Is there a possibility to make a pivot for different columns at once in PySpark? I have a dataframe like this:
from pyspark.sql import functions as sf
import pandas as pd
sdf = spark.createDataFrame(
pd.DataFrame([[1, 'str1', 'str4'], [1, 'str1', 'str4'], [1, 'str2', 'str4'], [1, 'str2', 'str5'],
[1, 'str3', 'str5'], [2, 'str2', 'str4'], [2, 'str2', 'str4'], [2, 'str3', 'str4'],
[2, 'str3', 'str5']], columns=['id', 'col1', 'col2'])
)
# +----+------+------+
# | id | col1 | col2 |
# +----+------+------+
# | 1 | str1 | str4 |
# | 1 | str1 | str4 |
# | 1 | str2 | str4 |
# | 1 | str2 | str5 |
# | 1 | str3 | str5 |
# | 2 | str2 | str4 |
# | 2 | str2 | str4 |
# | 2 | str3 | str4 |
# | 2 | str3 | str5 |
# +----+------+------+
I want to pivot it on multiple columns ("col1", "col2", ...) to have a dataframe that looks like this:
+----+-----------+-----------+-----------+-----------+-----------+
| id | col1_str1 | col1_str2 | col1_str3 | col2_str4 | col2_str5 |
+----+-----------+-----------+-----------+-----------+-----------+
| 1 | 2 | 2 | 1 | 3 | 3 |
| 2 | 0 | 2 | 2 | 3 | 1 |
+----+-----------+-----------+-----------+-----------+-----------+
I've found a solution that works:
sdf_pivot_col1 = (
sdf
.groupby('id')
.pivot('col1')
.agg(sf.count('id'))
)
sdf_pivot_col2 = (
sdf
.groupby('id')
.pivot('col2')
.agg(sf.count('id'))
)
sdf_result = (
sdf
.select('id').distinct()
.join(sdf_pivot_col1, on = 'id' , how = 'left')

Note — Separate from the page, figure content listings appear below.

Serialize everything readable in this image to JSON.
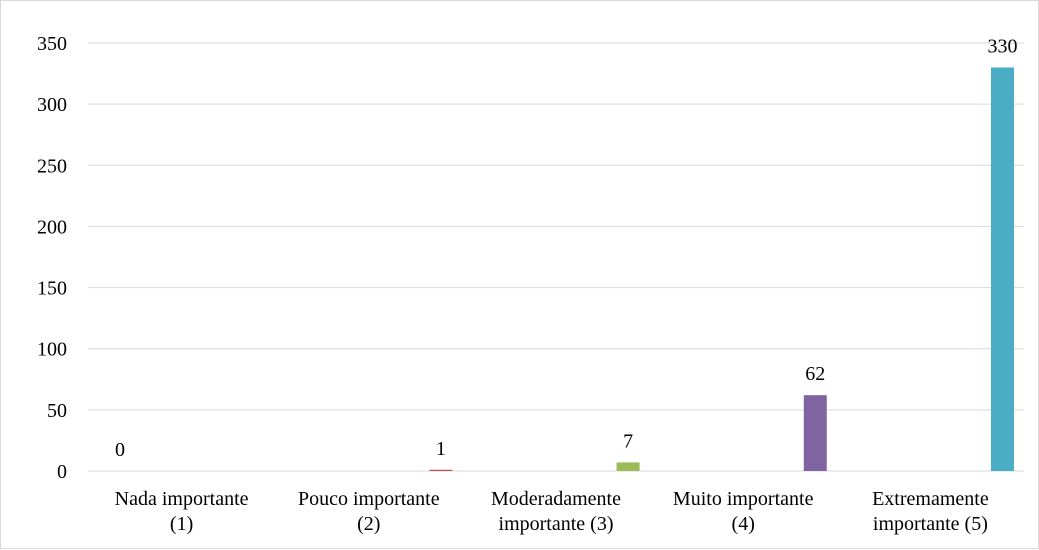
{
  "chart_data": {
    "type": "bar",
    "categories": [
      [
        "Nada importante",
        "(1)"
      ],
      [
        "Pouco importante",
        "(2)"
      ],
      [
        "Moderadamente",
        "importante (3)"
      ],
      [
        "Muito importante",
        "(4)"
      ],
      [
        "Extremamente",
        "importante (5)"
      ]
    ],
    "values": [
      0,
      1,
      7,
      62,
      330
    ],
    "data_labels": [
      "0",
      "1",
      "7",
      "62",
      "330"
    ],
    "bar_colors": [
      "#4f81bd",
      "#c0504d",
      "#9bbb59",
      "#8064a2",
      "#4bacc6"
    ],
    "ylim": [
      0,
      350
    ],
    "yticks": [
      "0",
      "50",
      "100",
      "150",
      "200",
      "250",
      "300",
      "350"
    ],
    "grid": true,
    "grid_color": "#d9d9d9",
    "legend": "none",
    "title": "",
    "xlabel": "",
    "ylabel": ""
  }
}
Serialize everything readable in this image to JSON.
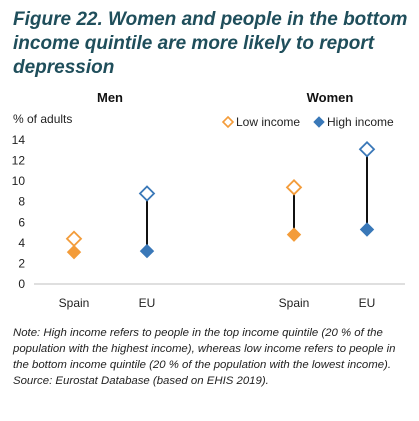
{
  "title": "Figure 22. Women and people in the bottom income quintile are more likely to report depression",
  "chart_data": {
    "type": "dot",
    "ylabel": "% of adults",
    "ylim": [
      0,
      14
    ],
    "yticks": [
      0,
      2,
      4,
      6,
      8,
      10,
      12,
      14
    ],
    "grid": false,
    "legend_position": "top-right",
    "colors": {
      "low_income": "#f39c3a",
      "high_income": "#3a78b8",
      "connector": "#111111",
      "axis": "#bfbfbf"
    },
    "panels": [
      {
        "title": "Men",
        "categories": [
          "Spain",
          "EU"
        ]
      },
      {
        "title": "Women",
        "categories": [
          "Spain",
          "EU"
        ]
      }
    ],
    "series": [
      {
        "name": "Low income",
        "marker": "hollow-diamond",
        "color": "#f39c3a",
        "values_by_panel": [
          [
            3.1,
            3.2
          ],
          [
            4.8,
            5.3
          ]
        ]
      },
      {
        "name": "High income",
        "marker": "hollow-diamond",
        "color": "#3a78b8",
        "values_by_panel": [
          [
            4.4,
            8.8
          ],
          [
            9.4,
            13.1
          ]
        ]
      }
    ]
  },
  "note": "Note: High income refers to people in the top income quintile (20 % of the population with the highest income), whereas low income refers to people in the bottom income quintile (20 % of the population with the lowest income).",
  "source": "Source: Eurostat Database (based on EHIS 2019)."
}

.join(sdf_pivot_col2, on = 'id' , how = 'left')
).show()
# +---+----+----+----+----+----+
# | id|str1|str2|str3|str4|str5|
# +---+----+----+----+----+----+
# | 1| 2| 2| 1| 3| 2|
# | 2|null| 2| 2| 3| 1|
# +---+----+----+----+----+----+
But I'm looking for a more compact solution.